The Oracle: Makunde is blind to the poverty around him

Obituaries
On Tuesday, parliamentarians were treated to some tearful drama by Chitungwiza town clerk George Makunde. The town clerk is the highest paid individual in the employ of Chitungwiza City Council.

On Tuesday, parliamentarians were treated to some tearful drama by Chitungwiza town clerk George Makunde. The town clerk is the highest paid individual in the employ of Chitungwiza City Council.

TANGAI CHIPANGURA

He had his salary recently cut by order of government from $10 000 per month to $4 500. This is what the drama was about.

George-Makunde

Makunde was with the town mayor Philip Mutoti and other directors from Chitungwiza municipality when he made his weepy presentation to the Parliamentary Portfolio Committee on Local Government, Public Works and National Housing.

“My salary, madam chair, I want this put on record…. I only got $10 000 monthly,” Makunde said while making an emotional plea for the reversal or review of the salary cut.

The town clerk sought to plead with the hearts of Zimbabweans, through the legislators, to feel for him in the face of the “trauma” and “hardships” that he had been thrown into by the reduction of his salary to “a mere $4 500” per month.

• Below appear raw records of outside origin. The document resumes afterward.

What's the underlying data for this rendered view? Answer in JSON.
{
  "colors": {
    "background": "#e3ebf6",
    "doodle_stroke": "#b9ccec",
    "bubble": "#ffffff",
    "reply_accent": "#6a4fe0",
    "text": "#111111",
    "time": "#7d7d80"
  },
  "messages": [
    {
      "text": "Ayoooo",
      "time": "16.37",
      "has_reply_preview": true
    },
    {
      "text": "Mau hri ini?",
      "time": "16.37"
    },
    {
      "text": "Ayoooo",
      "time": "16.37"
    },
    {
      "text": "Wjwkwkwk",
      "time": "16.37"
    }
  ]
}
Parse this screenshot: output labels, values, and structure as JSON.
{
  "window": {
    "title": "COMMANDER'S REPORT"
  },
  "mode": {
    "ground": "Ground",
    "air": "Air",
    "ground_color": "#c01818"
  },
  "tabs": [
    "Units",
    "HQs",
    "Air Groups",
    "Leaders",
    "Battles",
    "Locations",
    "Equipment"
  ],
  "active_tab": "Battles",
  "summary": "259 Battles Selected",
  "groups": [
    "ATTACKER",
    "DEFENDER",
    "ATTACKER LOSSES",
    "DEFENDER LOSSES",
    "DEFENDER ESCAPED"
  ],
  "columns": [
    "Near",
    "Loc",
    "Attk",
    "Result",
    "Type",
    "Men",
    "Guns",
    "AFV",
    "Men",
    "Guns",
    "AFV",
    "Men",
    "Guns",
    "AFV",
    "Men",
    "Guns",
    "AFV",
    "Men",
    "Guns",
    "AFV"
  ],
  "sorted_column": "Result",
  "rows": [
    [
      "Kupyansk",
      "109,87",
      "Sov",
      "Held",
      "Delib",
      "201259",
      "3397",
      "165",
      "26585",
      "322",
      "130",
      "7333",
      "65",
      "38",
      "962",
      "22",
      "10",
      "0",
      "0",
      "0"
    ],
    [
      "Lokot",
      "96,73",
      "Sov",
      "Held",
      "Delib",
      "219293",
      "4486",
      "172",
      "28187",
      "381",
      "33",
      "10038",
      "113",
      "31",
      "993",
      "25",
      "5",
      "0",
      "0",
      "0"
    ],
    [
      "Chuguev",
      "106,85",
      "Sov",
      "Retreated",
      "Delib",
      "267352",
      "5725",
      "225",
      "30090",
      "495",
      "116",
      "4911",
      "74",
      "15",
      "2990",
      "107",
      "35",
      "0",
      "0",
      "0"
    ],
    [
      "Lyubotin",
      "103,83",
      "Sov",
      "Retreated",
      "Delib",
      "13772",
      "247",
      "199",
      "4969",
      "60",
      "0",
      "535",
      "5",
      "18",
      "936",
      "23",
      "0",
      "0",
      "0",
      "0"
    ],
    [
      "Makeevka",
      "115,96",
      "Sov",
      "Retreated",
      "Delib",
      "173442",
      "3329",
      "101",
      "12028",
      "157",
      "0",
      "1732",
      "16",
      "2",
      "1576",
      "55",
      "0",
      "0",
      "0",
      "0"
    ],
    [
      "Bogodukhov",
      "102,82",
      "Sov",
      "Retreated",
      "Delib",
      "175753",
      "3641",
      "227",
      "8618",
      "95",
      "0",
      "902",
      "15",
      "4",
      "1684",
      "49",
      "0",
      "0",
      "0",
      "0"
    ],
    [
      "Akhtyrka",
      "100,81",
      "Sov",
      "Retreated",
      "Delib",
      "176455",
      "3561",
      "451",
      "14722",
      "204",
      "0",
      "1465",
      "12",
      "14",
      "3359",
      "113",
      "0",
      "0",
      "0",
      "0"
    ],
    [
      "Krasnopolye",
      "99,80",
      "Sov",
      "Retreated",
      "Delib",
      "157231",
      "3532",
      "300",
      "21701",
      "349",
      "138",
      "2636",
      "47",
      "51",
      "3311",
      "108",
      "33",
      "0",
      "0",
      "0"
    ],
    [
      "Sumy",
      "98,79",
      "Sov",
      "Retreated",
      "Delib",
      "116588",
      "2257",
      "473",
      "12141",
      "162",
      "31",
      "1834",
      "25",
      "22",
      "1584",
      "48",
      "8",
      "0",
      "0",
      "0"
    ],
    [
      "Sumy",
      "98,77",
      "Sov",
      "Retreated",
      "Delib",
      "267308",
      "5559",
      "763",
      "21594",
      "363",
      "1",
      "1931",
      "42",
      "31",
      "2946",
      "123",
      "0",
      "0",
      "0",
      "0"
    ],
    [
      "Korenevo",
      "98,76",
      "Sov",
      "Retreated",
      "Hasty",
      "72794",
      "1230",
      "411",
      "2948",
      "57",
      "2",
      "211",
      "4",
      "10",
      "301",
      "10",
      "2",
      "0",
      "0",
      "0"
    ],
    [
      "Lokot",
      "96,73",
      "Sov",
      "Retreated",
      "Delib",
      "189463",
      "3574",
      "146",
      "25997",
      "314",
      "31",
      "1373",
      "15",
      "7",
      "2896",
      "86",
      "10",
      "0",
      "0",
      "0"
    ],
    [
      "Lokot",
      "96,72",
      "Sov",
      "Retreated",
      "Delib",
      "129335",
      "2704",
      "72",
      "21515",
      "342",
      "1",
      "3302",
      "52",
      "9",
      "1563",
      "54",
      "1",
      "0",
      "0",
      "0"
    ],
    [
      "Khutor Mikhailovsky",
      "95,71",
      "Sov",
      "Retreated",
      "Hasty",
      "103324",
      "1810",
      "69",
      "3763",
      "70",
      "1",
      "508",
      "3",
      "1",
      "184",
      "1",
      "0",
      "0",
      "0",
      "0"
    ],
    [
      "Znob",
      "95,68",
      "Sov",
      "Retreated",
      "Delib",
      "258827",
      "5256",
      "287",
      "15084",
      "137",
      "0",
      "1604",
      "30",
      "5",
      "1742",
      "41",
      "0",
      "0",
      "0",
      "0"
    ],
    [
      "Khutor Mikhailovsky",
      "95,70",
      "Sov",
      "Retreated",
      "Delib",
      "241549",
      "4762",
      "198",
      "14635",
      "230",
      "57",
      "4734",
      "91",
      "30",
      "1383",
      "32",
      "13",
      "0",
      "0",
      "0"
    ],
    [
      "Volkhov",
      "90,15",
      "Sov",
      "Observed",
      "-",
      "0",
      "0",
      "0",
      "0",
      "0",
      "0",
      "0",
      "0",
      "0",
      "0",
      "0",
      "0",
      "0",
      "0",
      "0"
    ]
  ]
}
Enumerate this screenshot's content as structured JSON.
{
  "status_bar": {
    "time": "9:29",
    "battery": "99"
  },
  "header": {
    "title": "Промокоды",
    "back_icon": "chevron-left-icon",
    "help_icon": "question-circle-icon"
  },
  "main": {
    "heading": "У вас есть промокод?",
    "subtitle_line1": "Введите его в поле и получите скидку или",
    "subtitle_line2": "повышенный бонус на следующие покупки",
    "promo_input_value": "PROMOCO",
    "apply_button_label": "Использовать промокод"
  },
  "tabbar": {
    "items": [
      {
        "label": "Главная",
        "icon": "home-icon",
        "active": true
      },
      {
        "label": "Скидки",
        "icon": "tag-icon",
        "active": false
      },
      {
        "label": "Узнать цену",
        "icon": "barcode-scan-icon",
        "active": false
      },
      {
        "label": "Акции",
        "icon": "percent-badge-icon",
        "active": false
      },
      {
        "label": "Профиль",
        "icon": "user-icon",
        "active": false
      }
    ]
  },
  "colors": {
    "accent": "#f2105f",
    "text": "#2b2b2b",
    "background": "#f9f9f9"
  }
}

He described $4 500 as an amount of money one could not live on!

“After the government directive sometime last year, my salary was reduced to $4 500. . . this is the money I am getting even today, all inclusive. But, madam chair, let this be known that that amount, in all fairness, does not match the salary I deserve. I don’t want to be emotional about this, but I want to state facts as they are.

“…Imagine you have a family and you have to tell your child that we are unable to pay your school fees because my salary has been reduced, think of the emotional trauma that the child will go through. It’s very unfortunate,” Makunde said adding: “It is not a living salary…”

Having made his case, praying that the hearts of the authorities be filled with the milk of human kindness, so that his family could be spared the trauma of lifestyle change, Makunde then told the parliamentary committee how broke his council was. He spoke about ordinary workers who earn as little as $100 per month going for as long as one-and-half years without getting their full salaries. Chitungwiza is struggling to clear a salary backlog of about $17 million, the town clerk said.

The case of Makunde brings to light the mentality of most top office bearers in our country. They think about themselves only and everybody else doesn’t matter. Town clerks, directors and managers at local authorities around the country have been rewarding themselves with obscene salaries that shocked ratepayers when they were divulged.

It is difficult to understand how they feel they are entitled to such luxury, paid for by poor ratepayers when service delivery is virtually nonexistent in some cases.

The water that runs from our taps the few times that it does come, is smelly and dirty, roads have become an unnavigable network of potholes, sewerage flows everywhere, every street corner has become a dumpsite while street lighting has become a luxury long forgotten.

The same goes for chefs at parastatals where top managers demand top-of-the-range vehicles on top of frightful salaries and perks when they are running rotten entities such as the NRZ. Our politicians too, feel justified to live large in five-star hotels while waiting for their demands for exquisite mansions to be met. One wonders what work they would have done to make them feel they deserve this pampering.

This class of people has grown a culture of growing personal wealth by milking poor citizens and then feel shortchanged when, as in Makunde’s case, reality is brought to bear. They get so used to their boundless greed they no longer have the capacity to realise they are dislocating the country.

Even as evidence of their failure to deliver abounds, they still believe they are toiling for their deep pockets and they also believe that the ordinary person who is bearing the brunt of their pillage has not done enough to pull up themselves by their bootstraps — never mind most of them never had the straps, nor the boots.

What these people do not appreciate is that the purpose for their being put in those offices is more for answering a public call for duty rather than a narrow expectation of primitive accumulation.

Zimbabwean leaders have chosen to embrace a carnivorous system that will continue to impoverish citizens of this country. Our leaders are increasingly treating our country as a resource to be used up and then discarded once it falls apart.

Listening to the Makunde show in parliament, and many others like his, one wonders how these men and women who have grown dropping tummies on the sweat of the povo really think they are doing so well when they are presiding over dysfunctional local authorities and untold misery.